Hello!

I received my M.S. degree in the Department of Computer Science at National Taiwan University in 2017, supervised by Prof. Yung-Yu Chuang and Dr. Yen-Yu Lin from Academia Sinica, where I worked as a part-time research assistant. Before these, I received my B.S. degree in the Department of Department of Computer Science at National Taiwan University.

My research interests are computer vision and deep learning.

Please find my latest resume here.

News

Sep. 2017: Received Excellent Master Thesis Award from Image​ ​Processing​ ​and​ ​Pattern​ ​Recognition​ ​Society

Aug. 2017: Received M.S. in Computer Science, National Taiwan University

Feb. 2017: One paper is accepted in CVPR 2017!

Publication

Deep Co-occurrence Feature Learning for Visual Object Recognition

Ya-Fang Shih*, Yang-Ming Yeh* (* indicates equal contribution), Yen-Yu Lin,
Ming-Fang Weng, Yi-Chang Lu, Yung-Yu Chuang
IEEE Conference on Computer Vision and Pattern Recognition (CVPR), 2017

Project

Stereo Panorama

Stereo image pairs (for left and right eyes) are that people can perceive 3D stereo by looking at the corresponding one for each eye. This system produces stereo panorama image pairs from a hand-held GoPro video. The work focuses on implementing the flow-based image blending method proposed by Megastereo by Richardt et al and uses the omnistereo method to extract the image strips for each eye.

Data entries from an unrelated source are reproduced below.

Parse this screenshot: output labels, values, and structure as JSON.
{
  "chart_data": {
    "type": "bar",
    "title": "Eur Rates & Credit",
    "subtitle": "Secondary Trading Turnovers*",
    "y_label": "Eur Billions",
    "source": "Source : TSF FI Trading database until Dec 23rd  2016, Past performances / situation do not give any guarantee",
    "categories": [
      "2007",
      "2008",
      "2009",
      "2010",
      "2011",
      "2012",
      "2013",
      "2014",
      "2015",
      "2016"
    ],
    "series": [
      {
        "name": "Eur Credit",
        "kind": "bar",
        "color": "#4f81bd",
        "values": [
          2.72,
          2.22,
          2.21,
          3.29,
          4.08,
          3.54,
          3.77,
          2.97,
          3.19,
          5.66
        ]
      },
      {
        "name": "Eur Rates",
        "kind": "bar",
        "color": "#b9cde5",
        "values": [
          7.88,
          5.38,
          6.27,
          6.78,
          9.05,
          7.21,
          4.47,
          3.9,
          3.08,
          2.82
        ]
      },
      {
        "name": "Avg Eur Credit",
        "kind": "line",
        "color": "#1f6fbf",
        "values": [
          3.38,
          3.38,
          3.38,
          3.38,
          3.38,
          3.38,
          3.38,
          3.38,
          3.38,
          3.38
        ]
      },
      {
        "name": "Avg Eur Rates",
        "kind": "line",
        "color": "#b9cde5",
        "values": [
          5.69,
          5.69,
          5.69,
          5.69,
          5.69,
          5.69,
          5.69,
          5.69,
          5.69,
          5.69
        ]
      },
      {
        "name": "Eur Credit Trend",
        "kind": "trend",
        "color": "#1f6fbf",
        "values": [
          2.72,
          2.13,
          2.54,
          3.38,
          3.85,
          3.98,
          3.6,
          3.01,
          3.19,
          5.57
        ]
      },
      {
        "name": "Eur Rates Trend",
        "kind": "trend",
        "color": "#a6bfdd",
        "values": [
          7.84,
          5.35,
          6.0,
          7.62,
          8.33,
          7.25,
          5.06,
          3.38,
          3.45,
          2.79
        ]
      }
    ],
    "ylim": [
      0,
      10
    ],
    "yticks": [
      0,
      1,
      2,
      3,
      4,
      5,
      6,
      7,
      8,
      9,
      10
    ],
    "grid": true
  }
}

Outfit Color Harmony Evaluation System

Does these clothes go well for me to wear? This outfit evaluation system scores how harmonic the colors of people’s outfit looks. The work focuses on implementing the color harmonization algorithm proposed by Cohen-Or et al.

Distorted Movie Scene Image Classification

Photos taken by users in real life are usually different from the training data we have, and are often with heavy lightning and contrast distortion. This work focuses on improving the classification accuracy of the photos of movie scenes shot by users, which have heavy distortion. Developed with MatConvNet.

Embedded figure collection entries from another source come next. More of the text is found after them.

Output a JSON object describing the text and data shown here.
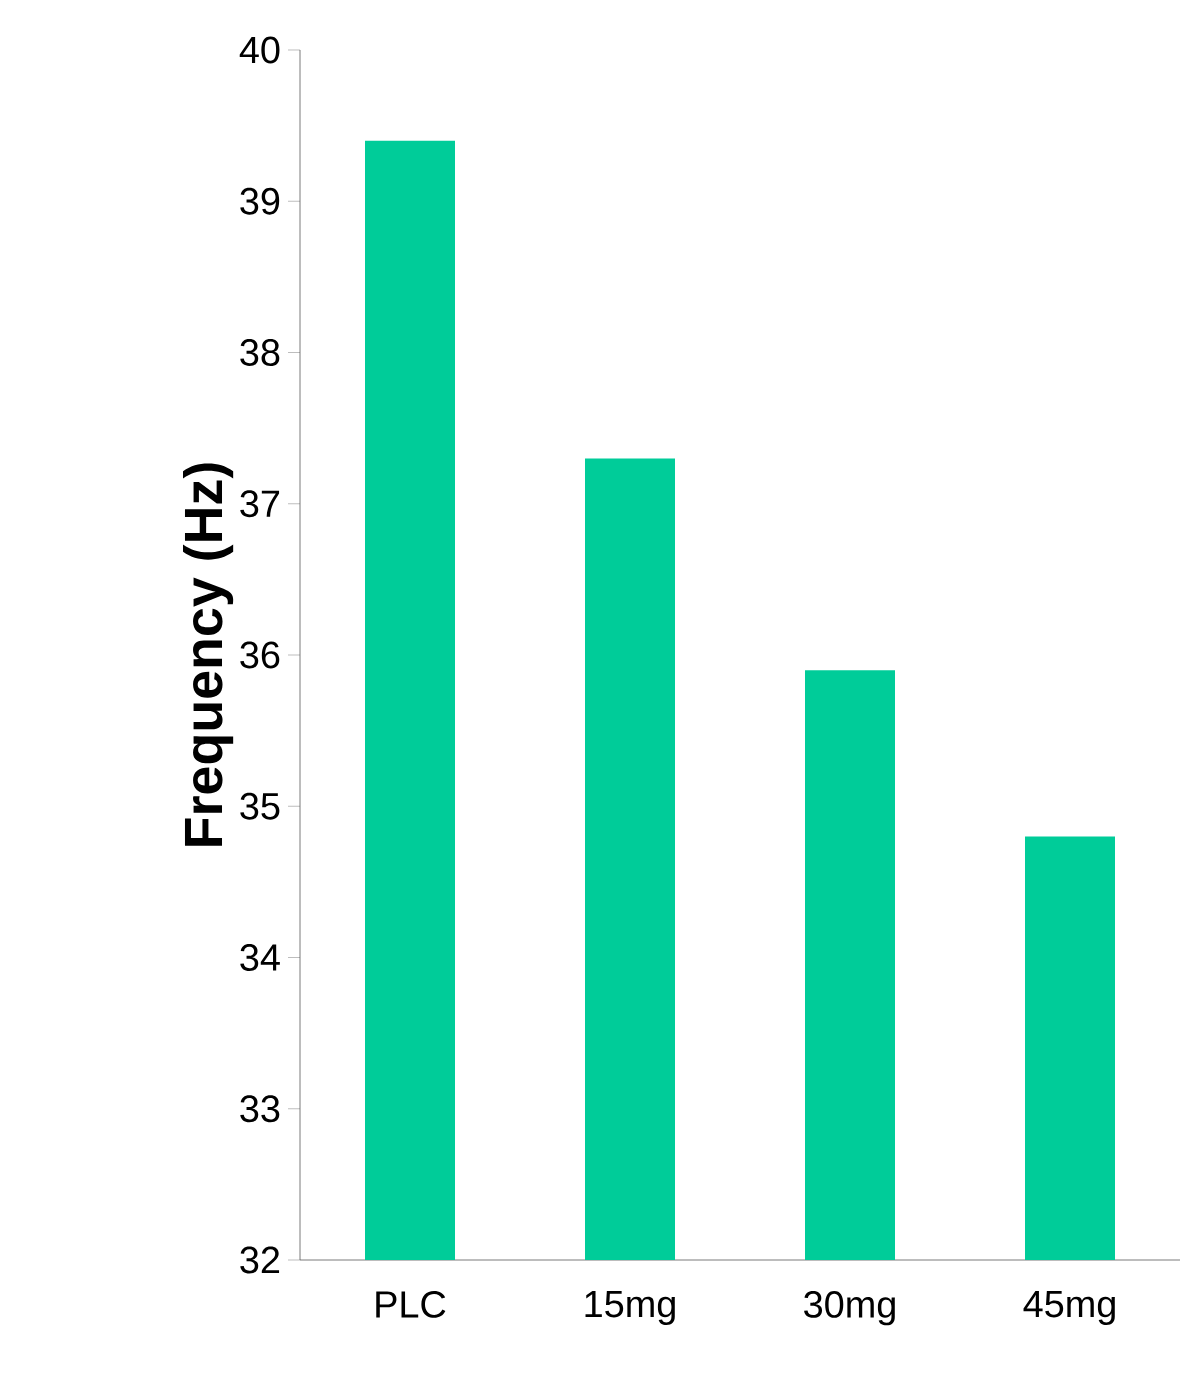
{
  "chart_data": {
    "type": "bar",
    "ylabel": "Frequency (Hz)",
    "categories": [
      "PLC",
      "15mg",
      "30mg",
      "45mg"
    ],
    "values": [
      39.4,
      37.3,
      35.9,
      34.8
    ],
    "color": "#00cc99",
    "ylim": [
      32,
      40
    ],
    "yticks": [
      32,
      33,
      34,
      35,
      36,
      37,
      38,
      39,
      40
    ],
    "grid": false
  }
}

Image Feature Matching Android Application

The speed of matching feature between images on Android platfroms depends on the programming languages used, and it can sometimes take a long time. This work focuses on implementing feature matching using native language C++ and integrating it into the Java environment on Andriod systems. The resulting application takes photos, detects and matches robust feature points in pictures instantly on mobile devices. Developed with Android NDK and OpenCV4Android.

DJ Board

What does your motion sound like? DJBoard is an interactive skateboard that people can mix their own track of music on by performing different board-motions and triggering different sensors. Developed with an infrared sensor, pressure and ultrasonic sensors and a gyroscope on Arduino platform.